Kızımın ilk kez garip sesler çıkardığına şahit oluyordum. Ondan öncesinde hep sessiz sadece ağlarken çığlık sesleri duyuluyordu.

Deniz ve Okyanus ellerini birbirine dokunurken Karan'la ikimiz onları daha da yakınlaştırdık. İkisi de birbirine sarıldığında Okyanus kafasını yatırmış gözlerini kapatmıştı. Hep böyle yapıyordu. Birine başını yasladığı an gözlerini usulca kapatıyordu. Duşta babasıyla birlikte banyo yaparken o zamanda ona yaslanıp hemen gözlerini kapatıyordu.

"Heyt be benim torunumu görüyor musun?" dedi Barzan babam. Camın dışında onlarda bize bakıyordu. "Aynı dedesi!" derken sesi sevinçle çıkıyordu. "Aslan torunum benim!"

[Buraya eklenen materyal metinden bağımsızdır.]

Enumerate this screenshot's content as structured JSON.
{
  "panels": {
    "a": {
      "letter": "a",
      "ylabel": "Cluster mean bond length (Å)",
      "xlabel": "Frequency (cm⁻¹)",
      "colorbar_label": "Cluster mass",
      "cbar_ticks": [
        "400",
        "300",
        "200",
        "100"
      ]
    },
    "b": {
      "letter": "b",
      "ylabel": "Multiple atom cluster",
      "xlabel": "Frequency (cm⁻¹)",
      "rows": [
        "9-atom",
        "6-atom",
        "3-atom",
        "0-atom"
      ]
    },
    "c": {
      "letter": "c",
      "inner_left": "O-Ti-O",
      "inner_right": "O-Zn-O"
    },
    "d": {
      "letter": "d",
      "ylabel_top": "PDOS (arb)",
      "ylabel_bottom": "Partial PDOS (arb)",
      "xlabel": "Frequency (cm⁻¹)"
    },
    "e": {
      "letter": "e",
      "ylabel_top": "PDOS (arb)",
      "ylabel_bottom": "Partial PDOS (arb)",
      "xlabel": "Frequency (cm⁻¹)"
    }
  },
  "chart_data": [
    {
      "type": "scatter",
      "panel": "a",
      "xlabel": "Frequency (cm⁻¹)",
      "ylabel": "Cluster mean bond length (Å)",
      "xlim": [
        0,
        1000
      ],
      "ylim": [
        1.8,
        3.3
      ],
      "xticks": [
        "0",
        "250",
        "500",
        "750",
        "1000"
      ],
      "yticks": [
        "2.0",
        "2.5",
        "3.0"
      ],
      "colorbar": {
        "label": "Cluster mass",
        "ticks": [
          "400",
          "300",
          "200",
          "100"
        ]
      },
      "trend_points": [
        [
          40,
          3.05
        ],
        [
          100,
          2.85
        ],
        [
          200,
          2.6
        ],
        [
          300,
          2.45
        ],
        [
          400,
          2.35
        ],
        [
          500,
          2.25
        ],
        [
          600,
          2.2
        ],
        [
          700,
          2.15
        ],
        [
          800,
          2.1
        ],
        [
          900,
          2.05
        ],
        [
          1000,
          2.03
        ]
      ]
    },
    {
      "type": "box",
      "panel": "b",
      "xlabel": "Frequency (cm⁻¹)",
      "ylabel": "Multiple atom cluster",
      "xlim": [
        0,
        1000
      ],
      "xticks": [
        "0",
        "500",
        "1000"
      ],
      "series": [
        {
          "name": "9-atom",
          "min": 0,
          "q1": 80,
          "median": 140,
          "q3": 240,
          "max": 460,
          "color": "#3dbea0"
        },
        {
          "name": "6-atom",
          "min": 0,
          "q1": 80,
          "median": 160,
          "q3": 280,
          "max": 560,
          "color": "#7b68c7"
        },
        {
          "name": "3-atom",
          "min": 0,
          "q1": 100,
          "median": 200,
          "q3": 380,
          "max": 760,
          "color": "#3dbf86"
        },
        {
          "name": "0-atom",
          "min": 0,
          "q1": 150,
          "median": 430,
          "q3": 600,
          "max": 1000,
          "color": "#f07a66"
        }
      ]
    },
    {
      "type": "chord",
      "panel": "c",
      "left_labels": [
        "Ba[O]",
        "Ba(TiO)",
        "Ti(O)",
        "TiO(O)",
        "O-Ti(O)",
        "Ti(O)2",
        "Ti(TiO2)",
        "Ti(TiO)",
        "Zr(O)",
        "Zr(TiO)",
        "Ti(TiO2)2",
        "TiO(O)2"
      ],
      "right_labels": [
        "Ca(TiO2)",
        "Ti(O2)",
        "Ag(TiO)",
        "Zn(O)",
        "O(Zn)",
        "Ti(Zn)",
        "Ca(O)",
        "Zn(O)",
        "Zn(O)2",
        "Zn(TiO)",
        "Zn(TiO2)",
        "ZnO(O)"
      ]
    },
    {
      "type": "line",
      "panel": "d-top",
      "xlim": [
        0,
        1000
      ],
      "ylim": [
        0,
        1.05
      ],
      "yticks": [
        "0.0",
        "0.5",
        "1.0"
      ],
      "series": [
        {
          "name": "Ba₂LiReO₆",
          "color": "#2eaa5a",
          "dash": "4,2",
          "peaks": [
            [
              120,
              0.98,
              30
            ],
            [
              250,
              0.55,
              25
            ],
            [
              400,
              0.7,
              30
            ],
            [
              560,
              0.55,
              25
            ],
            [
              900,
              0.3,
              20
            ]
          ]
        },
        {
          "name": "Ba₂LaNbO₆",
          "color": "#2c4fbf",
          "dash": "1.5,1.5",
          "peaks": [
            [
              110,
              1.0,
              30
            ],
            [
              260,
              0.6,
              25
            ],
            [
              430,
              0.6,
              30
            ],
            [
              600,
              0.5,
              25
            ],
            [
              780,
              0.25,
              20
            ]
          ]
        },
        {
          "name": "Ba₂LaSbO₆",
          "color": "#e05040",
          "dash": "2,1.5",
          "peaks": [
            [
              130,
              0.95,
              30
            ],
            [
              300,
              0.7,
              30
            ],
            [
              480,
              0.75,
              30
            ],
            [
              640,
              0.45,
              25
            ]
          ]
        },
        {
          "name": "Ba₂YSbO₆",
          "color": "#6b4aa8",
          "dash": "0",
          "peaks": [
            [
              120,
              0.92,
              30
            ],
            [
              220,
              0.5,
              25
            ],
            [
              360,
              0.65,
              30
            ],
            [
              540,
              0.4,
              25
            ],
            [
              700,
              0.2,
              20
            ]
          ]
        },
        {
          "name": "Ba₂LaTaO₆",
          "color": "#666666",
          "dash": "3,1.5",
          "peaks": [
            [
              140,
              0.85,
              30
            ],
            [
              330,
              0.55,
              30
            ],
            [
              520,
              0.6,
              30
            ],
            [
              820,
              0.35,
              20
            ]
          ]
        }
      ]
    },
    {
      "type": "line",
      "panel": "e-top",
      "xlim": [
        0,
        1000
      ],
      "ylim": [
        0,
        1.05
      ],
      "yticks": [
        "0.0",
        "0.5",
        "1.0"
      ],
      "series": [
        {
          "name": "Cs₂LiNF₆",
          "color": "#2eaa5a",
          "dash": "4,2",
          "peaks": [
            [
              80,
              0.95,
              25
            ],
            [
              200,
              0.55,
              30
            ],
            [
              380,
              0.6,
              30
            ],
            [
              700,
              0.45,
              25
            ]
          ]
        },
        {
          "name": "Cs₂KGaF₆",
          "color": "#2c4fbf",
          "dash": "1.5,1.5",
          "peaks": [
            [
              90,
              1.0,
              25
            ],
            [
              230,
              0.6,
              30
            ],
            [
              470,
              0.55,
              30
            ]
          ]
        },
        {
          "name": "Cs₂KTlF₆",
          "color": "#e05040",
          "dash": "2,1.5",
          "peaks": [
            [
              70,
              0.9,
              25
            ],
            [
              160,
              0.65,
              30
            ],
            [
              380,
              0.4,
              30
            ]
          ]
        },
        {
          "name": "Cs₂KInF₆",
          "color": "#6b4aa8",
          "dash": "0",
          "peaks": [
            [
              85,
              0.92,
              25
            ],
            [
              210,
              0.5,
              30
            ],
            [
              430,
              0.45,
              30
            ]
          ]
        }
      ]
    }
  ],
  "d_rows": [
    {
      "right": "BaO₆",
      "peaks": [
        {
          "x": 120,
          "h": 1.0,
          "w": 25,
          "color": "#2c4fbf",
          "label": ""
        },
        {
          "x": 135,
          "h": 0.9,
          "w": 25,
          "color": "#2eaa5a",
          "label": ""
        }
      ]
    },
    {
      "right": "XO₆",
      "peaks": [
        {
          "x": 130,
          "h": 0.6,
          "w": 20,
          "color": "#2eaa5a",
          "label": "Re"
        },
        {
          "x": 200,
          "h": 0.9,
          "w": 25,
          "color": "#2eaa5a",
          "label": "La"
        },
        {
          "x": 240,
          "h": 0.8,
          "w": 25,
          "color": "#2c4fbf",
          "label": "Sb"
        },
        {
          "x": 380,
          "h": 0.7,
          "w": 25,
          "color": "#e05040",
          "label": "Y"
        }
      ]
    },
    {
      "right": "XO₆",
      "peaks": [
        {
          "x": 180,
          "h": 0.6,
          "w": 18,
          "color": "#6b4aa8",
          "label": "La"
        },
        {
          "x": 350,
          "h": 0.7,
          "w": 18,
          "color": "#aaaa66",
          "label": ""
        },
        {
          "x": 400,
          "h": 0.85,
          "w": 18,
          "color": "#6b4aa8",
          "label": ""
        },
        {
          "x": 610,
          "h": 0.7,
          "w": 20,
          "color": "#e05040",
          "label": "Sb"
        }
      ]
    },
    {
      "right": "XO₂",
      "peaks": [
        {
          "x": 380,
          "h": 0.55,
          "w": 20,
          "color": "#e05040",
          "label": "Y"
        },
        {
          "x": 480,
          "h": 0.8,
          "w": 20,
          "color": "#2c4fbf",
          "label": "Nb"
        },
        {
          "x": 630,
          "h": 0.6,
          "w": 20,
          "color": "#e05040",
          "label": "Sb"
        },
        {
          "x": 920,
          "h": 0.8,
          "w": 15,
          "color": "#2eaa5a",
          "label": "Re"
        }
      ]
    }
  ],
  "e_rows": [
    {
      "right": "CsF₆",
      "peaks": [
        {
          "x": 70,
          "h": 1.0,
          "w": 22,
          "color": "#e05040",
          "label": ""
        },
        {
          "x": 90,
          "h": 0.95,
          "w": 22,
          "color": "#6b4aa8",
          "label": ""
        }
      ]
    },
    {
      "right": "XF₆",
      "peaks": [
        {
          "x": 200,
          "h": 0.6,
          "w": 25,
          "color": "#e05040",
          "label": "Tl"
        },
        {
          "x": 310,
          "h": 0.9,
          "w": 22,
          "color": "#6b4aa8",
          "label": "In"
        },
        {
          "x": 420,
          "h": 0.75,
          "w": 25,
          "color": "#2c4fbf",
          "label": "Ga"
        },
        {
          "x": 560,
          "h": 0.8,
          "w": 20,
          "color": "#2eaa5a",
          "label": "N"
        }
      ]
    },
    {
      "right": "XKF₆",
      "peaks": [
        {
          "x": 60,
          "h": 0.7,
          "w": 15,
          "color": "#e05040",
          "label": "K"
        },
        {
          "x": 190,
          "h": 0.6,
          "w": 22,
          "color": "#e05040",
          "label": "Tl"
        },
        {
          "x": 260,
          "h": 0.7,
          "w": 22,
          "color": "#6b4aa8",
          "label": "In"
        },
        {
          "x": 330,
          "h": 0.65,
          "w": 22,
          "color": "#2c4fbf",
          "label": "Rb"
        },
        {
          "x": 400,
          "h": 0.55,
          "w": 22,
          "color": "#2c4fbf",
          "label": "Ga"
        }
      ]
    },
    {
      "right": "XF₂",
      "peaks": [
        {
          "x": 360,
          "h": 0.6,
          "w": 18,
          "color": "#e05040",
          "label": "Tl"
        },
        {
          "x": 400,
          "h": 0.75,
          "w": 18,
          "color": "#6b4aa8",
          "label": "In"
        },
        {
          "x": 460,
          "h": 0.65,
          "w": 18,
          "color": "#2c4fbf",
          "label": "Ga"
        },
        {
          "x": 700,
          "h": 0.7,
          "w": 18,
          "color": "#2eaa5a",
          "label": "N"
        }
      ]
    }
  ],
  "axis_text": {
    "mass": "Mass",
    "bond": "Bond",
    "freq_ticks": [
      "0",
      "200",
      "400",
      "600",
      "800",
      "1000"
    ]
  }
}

"Babacığım," dedi Karan, Deniz'in minik parmaklarını tuttu ve dudaklarına doğru götürdü. Küçük öpücükler bıraktığında Deniz gülümsüyordu. "Güzel oğlum," derken sesi o kadar büyüleyici çıkıyordu ki, Okyanus da duyduğu babasının sesiyle ona bakıyordu. "Konuştun mu sen?"

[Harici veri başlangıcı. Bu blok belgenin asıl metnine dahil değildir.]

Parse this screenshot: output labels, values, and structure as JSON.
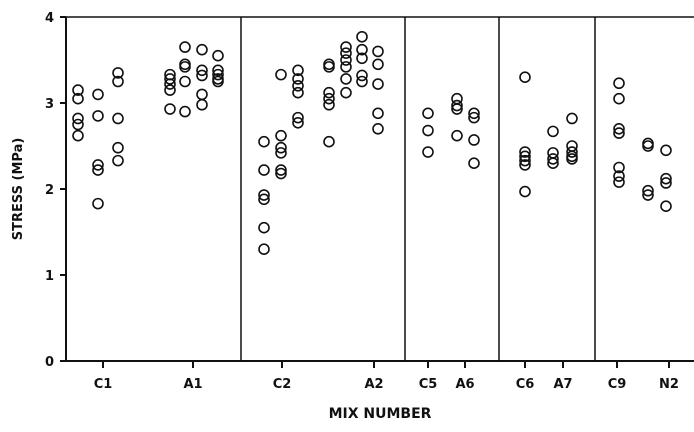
{
  "chart_data": {
    "type": "scatter",
    "title": "",
    "xlabel": "MIX NUMBER",
    "ylabel": "STRESS (MPa)",
    "ylim": [
      0,
      4
    ],
    "yticks": [
      "0",
      "1",
      "2",
      "3",
      "4"
    ],
    "grid": false,
    "groups": [
      {
        "label": "C1",
        "points": [
          3.15,
          3.05,
          2.82,
          2.75,
          2.62,
          3.1,
          2.85,
          2.28,
          2.22,
          1.83,
          3.35,
          3.25,
          2.82,
          2.48,
          2.33
        ]
      },
      {
        "label": "A1",
        "points": [
          3.33,
          3.28,
          3.22,
          3.15,
          2.93,
          3.65,
          3.45,
          3.42,
          3.25,
          2.9,
          3.62,
          3.38,
          3.32,
          3.1,
          2.98,
          3.55,
          3.38,
          3.33,
          3.28,
          3.25
        ]
      },
      {
        "label": "C2",
        "points": [
          2.55,
          2.22,
          1.93,
          1.88,
          1.55,
          1.3,
          3.33,
          2.62,
          2.48,
          2.42,
          2.22,
          2.18,
          3.38,
          3.28,
          3.2,
          3.12,
          2.83,
          2.77
        ]
      },
      {
        "label": "A2",
        "points": [
          3.45,
          3.42,
          3.12,
          3.05,
          2.98,
          2.55,
          3.65,
          3.58,
          3.5,
          3.42,
          3.12,
          3.28,
          3.77,
          3.62,
          3.52,
          3.32,
          3.25,
          3.6,
          3.45,
          3.22,
          2.88,
          2.7
        ]
      },
      {
        "label": "C5",
        "points": [
          2.88,
          2.68,
          2.43
        ]
      },
      {
        "label": "A6",
        "points": [
          3.05,
          2.97,
          2.93,
          2.62,
          2.88,
          2.83,
          2.57,
          2.3
        ]
      },
      {
        "label": "C6",
        "points": [
          3.3,
          2.43,
          2.38,
          2.33,
          2.28,
          1.97
        ]
      },
      {
        "label": "A7",
        "points": [
          2.67,
          2.42,
          2.35,
          2.3,
          2.82,
          2.5,
          2.43,
          2.38,
          2.35
        ]
      },
      {
        "label": "C9",
        "points": [
          3.23,
          3.05,
          2.7,
          2.65,
          2.25,
          2.15,
          2.08
        ]
      },
      {
        "label": "N2",
        "points": [
          2.53,
          2.5,
          1.98,
          1.93,
          2.45,
          2.12,
          2.07,
          1.8
        ]
      }
    ]
  }
}
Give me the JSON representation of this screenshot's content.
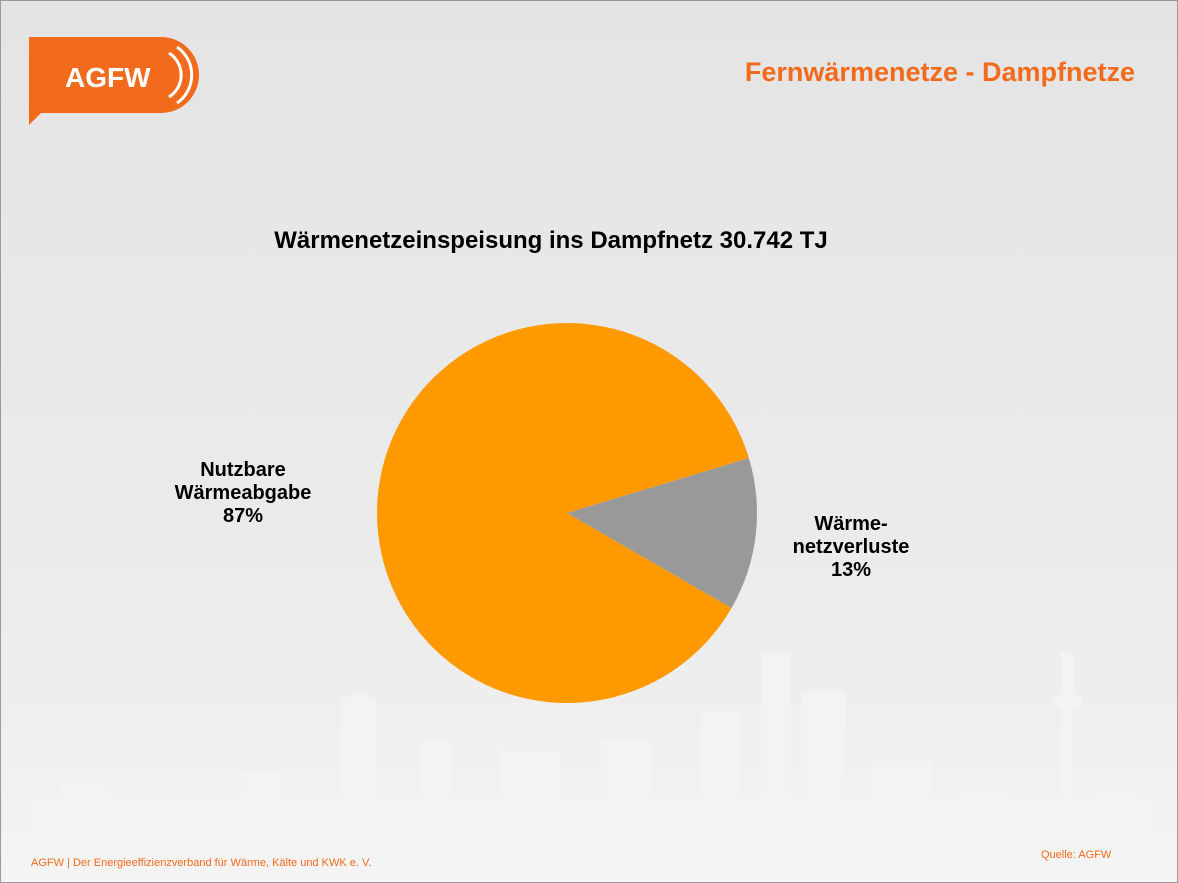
{
  "header": {
    "logo": "AGFW",
    "title": "Fernwärmenetze - Dampfnetze"
  },
  "chart_data": {
    "type": "pie",
    "title": "Wärmenetzeinspeisung ins Dampfnetz 30.742 TJ",
    "categories": [
      "Nutzbare Wärmeabgabe",
      "Wärme-netzverluste"
    ],
    "values": [
      87,
      13
    ],
    "value_labels": [
      "87%",
      "13%"
    ],
    "colors": [
      "#ff9900",
      "#999999"
    ]
  },
  "footer": {
    "text": "AGFW | Der Energieeffizienzverband für Wärme, Kälte und KWK e. V.",
    "source": "Quelle: AGFW"
  }
}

Deniz dudaklarını araladı. "Pu—"

"Hayır hayır onu demiyoruz," dedi Karan, endişeli çıkan sesle. Fevri bir hareketle Deniz'in ağzını eliyle kapatırken, oğlunu kendi kucağına çekip göğsüne yasladı. "Nereden duydun onu oğlum? Cık cık cık."

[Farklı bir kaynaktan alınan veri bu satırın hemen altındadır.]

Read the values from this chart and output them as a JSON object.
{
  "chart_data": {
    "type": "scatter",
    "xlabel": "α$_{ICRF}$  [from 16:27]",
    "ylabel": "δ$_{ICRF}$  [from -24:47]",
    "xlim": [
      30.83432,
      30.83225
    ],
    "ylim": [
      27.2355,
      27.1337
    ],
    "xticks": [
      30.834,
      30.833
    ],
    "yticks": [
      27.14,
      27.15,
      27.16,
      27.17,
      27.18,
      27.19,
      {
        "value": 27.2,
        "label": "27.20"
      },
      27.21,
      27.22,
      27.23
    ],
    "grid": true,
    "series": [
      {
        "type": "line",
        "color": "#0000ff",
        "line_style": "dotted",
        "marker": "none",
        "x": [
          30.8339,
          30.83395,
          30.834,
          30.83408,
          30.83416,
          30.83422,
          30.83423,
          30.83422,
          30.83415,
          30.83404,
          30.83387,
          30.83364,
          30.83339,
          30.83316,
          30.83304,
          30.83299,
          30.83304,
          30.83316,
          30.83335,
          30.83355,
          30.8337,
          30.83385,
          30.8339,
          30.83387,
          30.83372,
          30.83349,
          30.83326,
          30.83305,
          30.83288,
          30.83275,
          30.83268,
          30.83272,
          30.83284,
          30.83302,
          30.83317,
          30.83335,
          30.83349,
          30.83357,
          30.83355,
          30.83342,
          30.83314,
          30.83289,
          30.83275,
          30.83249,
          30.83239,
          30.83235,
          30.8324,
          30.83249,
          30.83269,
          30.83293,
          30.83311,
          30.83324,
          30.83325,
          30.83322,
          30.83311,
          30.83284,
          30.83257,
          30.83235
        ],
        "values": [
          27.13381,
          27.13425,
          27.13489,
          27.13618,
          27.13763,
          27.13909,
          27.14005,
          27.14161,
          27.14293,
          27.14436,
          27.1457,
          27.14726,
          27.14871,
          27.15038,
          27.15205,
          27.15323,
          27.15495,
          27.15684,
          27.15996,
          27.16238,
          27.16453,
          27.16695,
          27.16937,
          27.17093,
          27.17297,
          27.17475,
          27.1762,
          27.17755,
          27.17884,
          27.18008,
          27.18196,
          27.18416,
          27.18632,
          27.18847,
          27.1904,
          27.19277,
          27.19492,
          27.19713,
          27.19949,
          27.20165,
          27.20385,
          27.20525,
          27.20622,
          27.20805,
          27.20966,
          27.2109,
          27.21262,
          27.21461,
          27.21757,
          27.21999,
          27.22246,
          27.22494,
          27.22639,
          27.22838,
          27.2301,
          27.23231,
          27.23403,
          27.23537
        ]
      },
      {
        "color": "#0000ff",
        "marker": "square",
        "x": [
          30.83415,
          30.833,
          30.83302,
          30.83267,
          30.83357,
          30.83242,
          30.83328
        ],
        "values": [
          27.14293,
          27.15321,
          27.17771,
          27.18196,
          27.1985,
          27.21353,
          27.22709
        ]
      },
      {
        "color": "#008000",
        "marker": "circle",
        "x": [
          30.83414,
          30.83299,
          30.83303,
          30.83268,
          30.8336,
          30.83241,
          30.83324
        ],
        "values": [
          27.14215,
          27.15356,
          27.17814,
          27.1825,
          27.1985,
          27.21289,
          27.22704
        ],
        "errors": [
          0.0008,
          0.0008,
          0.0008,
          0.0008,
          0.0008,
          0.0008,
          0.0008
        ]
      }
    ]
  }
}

Deniz büyük ihtimalle 'Puşt' demeye çalışacaktı ama daha harfleri tam çıkartamadığı için ona yakın da bir şey diyebilirdi.

"Dillendin mi sen?" dedi Karan, elini oğlumuzun ağzından çektiğinde ona mutlulukla baktı. "Bizimle mi konuşmak mı istiyorsun?"

Deniz bir anda ağladığında odanın içerisinde çığlık sesleri yankılandı. Okyanus onu sesini duymasıyla o da ağlarken kızımı kucağıma alıp kocamı oğlumla baş başa bırakmıştım. "Tamam tamam ağlama," dedi Karan. Deniz'i kucağına yaslarken gömleğinin cebinden emziğini çıkardı ve baş korumasını da alıp dudaklarına verdi. "Kurban olurum senin diline."

Onun gömleğinin cebinde emzik taşıdığını yeni fark etmiştim. Bu beni aptal aşık gibi gülümsetirken Okyanus'u kucağıma pışpışlıyordum.

"Kardeşin de duydu seni," dedi Karan, onun biraz olsun uysallaşmasıyla. Sesinin gücünü kullanıyordu. Kucağına döndürüp bizi işaret etti. "Bak nasıl bakıyor sana." İkisi birbirini görürken sakinleşmiş gibiydiler. Birbirlerine olan bağlılığı beni bitiriyordu. Uyurken yan yana koyduğumuzda ikisi de elini birbirinin sırtına bırakıp öyle uyuyorlardı. İşte o zaman kalbime sevgi nakşediliyordu.

"Okyanus kızımız için eğer işitme cihazıyla tepki vermemeleri başlarsa, artık son çare olarak ameliyat etmek durumdayız." Doktor Bey'in konuşmasıyla bir anlığına gerçekliğe geri döndüm. Yüzümdeki gülen ifade solmuştu. Güzel kızım ne olduğunu bilmez bir halde etrafına öylece bakıyordu. "Şu an yaşı için çok uygun. Bir yaşlarına az bir süre kaldı. Kardeşi Deniz konuşmaya başlamışken, onunda peşinden konuşma ihtimali vardır. Öğrenme çağını geçerse, konuşması güçlükle olur."